2025年不動産法改正で何が変わる?建築基準法・電子手付金・保証人制度の3つの影響

コラム

2025年不動産法改正で何が変わる?建築基準法・電子手付金・保証人制度の3つの影響

不動産の売却や購入を検討されている方にとって、法改正は取引の進め方や費用、手続きに直結する重要な変化です。2025年から2026年にかけて、不動産業界では建築基準法、宅建業法、不動産登記法など、複数の最新法改正が相次いで施行されています。港区・東京23区での不動産取引を長年手がけてきた経験から、特に売却・購入の現場で影響が大きい3つの改正ポイントをご紹介します。

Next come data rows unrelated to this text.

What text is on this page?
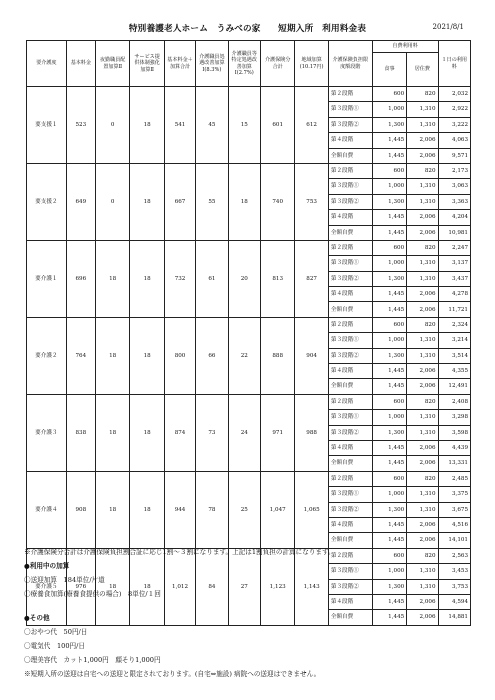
特別養護老人ホーム　うみべの家　　短期入所　利用料金表	2021/8/1
要介護度	基本料金	夜勤職員配置加算Ⅱ	サービス提供体制強化加算Ⅱ	基本料金＋加算合計	介護職員処遇改善加算Ⅰ(8.3%)	介護職員等特定処遇改善加算Ⅰ(2.7%)	介護保険分合計	地域加算(10.17円)	介護保険負担限度額段階	自費利用料		１日の利用料
										食事	居住費	
要支援１	523	0	18	541	45	15	601	612	第２段階	600	820	2,032
									第３段階①	1,000	1,310	2,922
									第３段階②	1,300	1,310	3,222
									第４段階	1,445	2,006	4,063
									全額自費	1,445	2,006	9,571
要支援２	649	0	18	667	55	18	740	753	第２段階	600	820	2,173
									第３段階①	1,000	1,310	3,063
									第３段階②	1,300	1,310	3,363
									第４段階	1,445	2,006	4,204
									全額自費	1,445	2,006	10,981
要介護１	696	18	18	732	61	20	813	827	第２段階	600	820	2,247
									第３段階①	1,000	1,310	3,137
									第３段階②	1,300	1,310	3,437
									第４段階	1,445	2,006	4,278
									全額自費	1,445	2,006	11,721
要介護２	764	18	18	800	66	22	888	904	第２段階	600	820	2,324
									第３段階①	1,000	1,310	3,214
									第３段階②	1,300	1,310	3,514
									第４段階	1,445	2,006	4,355
									全額自費	1,445	2,006	12,491
要介護３	838	18	18	874	73	24	971	988	第２段階	600	820	2,408
									第３段階①	1,000	1,310	3,298
									第３段階②	1,300	1,310	3,598
									第４段階	1,445	2,006	4,439
									全額自費	1,445	2,006	13,331
要介護４	908	18	18	944	78	25	1,047	1,065	第２段階	600	820	2,485
									第３段階①	1,000	1,310	3,375
									第３段階②	1,300	1,310	3,675
									第４段階	1,445	2,006	4,516
									全額自費	1,445	2,006	14,101
要介護５	976	18	18	1,012	84	27	1,123	1,143	第２段階	600	820	2,563
									第３段階①	1,000	1,310	3,453
									第３段階②	1,300	1,310	3,753
									第４段階	1,445	2,006	4,594
									全額自費	1,445	2,006	14,881
※介護保険分合計は介護保険負担割合証に応じ1割～３割になります。上記は1割負担の計算になります。
●利用中の加算
〇送迎加算　184単位/片道
〇療養食加算(療養食提供の場合)　8単位/１回
●その他
〇おやつ代　50円/日
〇電気代　100円/日
〇理美容代　カット1,000円　顔そり1,000円
※短期入所の送迎は自宅への送迎と限定されております。(自宅⇔施設) 病院への送迎はできません。
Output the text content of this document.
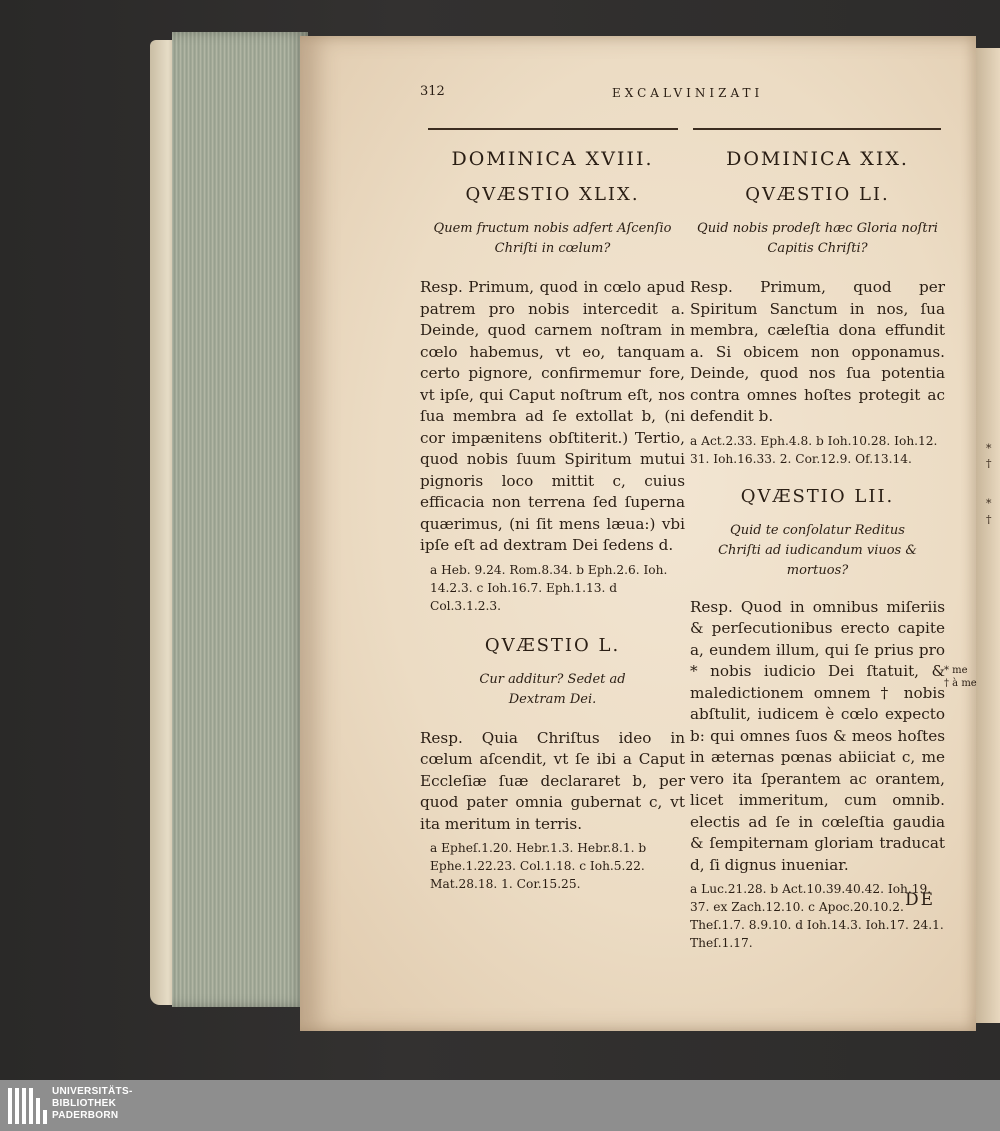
*
†
*
†
312	EXCALVINIZATI
DOMINICA XVIII.
QVÆSTIO XLIX.
Quem fructum nobis adfert Aſcenſio Chriſti in cœlum?
Resp. Primum, quod in cœlo apud patrem pro nobis intercedit a. Deinde, quod carnem noſtram in cœlo habemus, vt eo, tanquam certo pignore, confirmemur fore, vt ipſe, qui Caput noſtrum eſt, nos ſua membra ad ſe extollat b, (ni cor impænitens obſtiterit.) Tertio, quod nobis ſuum Spiritum mutui pignoris loco mittit c, cuius efficacia non terrena ſed ſuperna quærimus, (ni ſit mens læua:) vbi ipſe eſt ad dextram Dei ſedens d.
a Heb. 9.24. Rom.8.34. b Eph.2.6. Ioh. 14.2.3. c Ioh.16.7. Eph.1.13. d Col.3.1.2.3.
QVÆSTIO L.
Cur additur? Sedet ad Dextram Dei.
Resp. Quia Chriſtus ideo in cœlum aſcendit, vt ſe ibi a Caput Eccleſiæ ſuæ declararet b, per quod pater omnia gubernat c, vt ita meritum in terris.
a Epheſ.1.20. Hebr.1.3. Hebr.8.1. b Ephe.1.22.23. Col.1.18. c Ioh.5.22. Mat.28.18. 1. Cor.15.25.
DOMINICA XIX.
QVÆSTIO LI.
Quid nobis prodeſt hæc Gloria noſtri Capitis Chriſti?
Resp. Primum, quod per Spiritum Sanctum in nos, ſua membra, cæleſtia dona effundit a. Si obicem non opponamus. Deinde, quod nos ſua potentia contra omnes hoſtes protegit ac defendit b.
a Act.2.33. Eph.4.8. b Ioh.10.28. Ioh.12. 31. Ioh.16.33. 2. Cor.12.9. Of.13.14.
QVÆSTIO LII.
Quid te conſolatur Reditus Chriſti ad iudicandum viuos & mortuos?
Resp. Quod in omnibus miſeriis & perſecutionibus erecto capite a, eundem illum, qui ſe prius pro * nobis iudicio Dei ſtatuit, & maledictionem omnem † nobis abſtulit, iudicem è cœlo expecto b: qui omnes ſuos & meos hoſtes in æternas pœnas abiiciat c, me vero ita ſperantem ac orantem, licet immeritum, cum omnib. electis ad ſe in cœleſtia gaudia & ſempiternam gloriam traducat d, ſi dignus inueniar.
a Luc.21.28. b Act.10.39.40.42. Ioh.19. 37. ex Zach.12.10. c Apoc.20.10.2. Theſ.1.7. 8.9.10. d Ioh.14.3. Ioh.17. 24.1. Theſ.1.17.
* me
† à me
DE
UNIVERSITÄTS-
BIBLIOTHEK
PADERBORN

この記事を読むことで、2025年の不動産取引がどのように変わるのか、そして対応すべきポイントが明確になるでしょう。

建築基準法改正による戸建て・リフォームの確認申請義務化

2025年4月から、建築基準法の「4号特例」が縮小されました。これまで一般的な戸建て住宅や大規模リフォームは、建築確認申請と検査が免除されていたのですが、この特例が廃止される方向に進んでいます。つまり、新築戸建てや既存住宅の大規模改修を行う場合、建築確認申請を経て行政による審査を受ける必要が生じたのです。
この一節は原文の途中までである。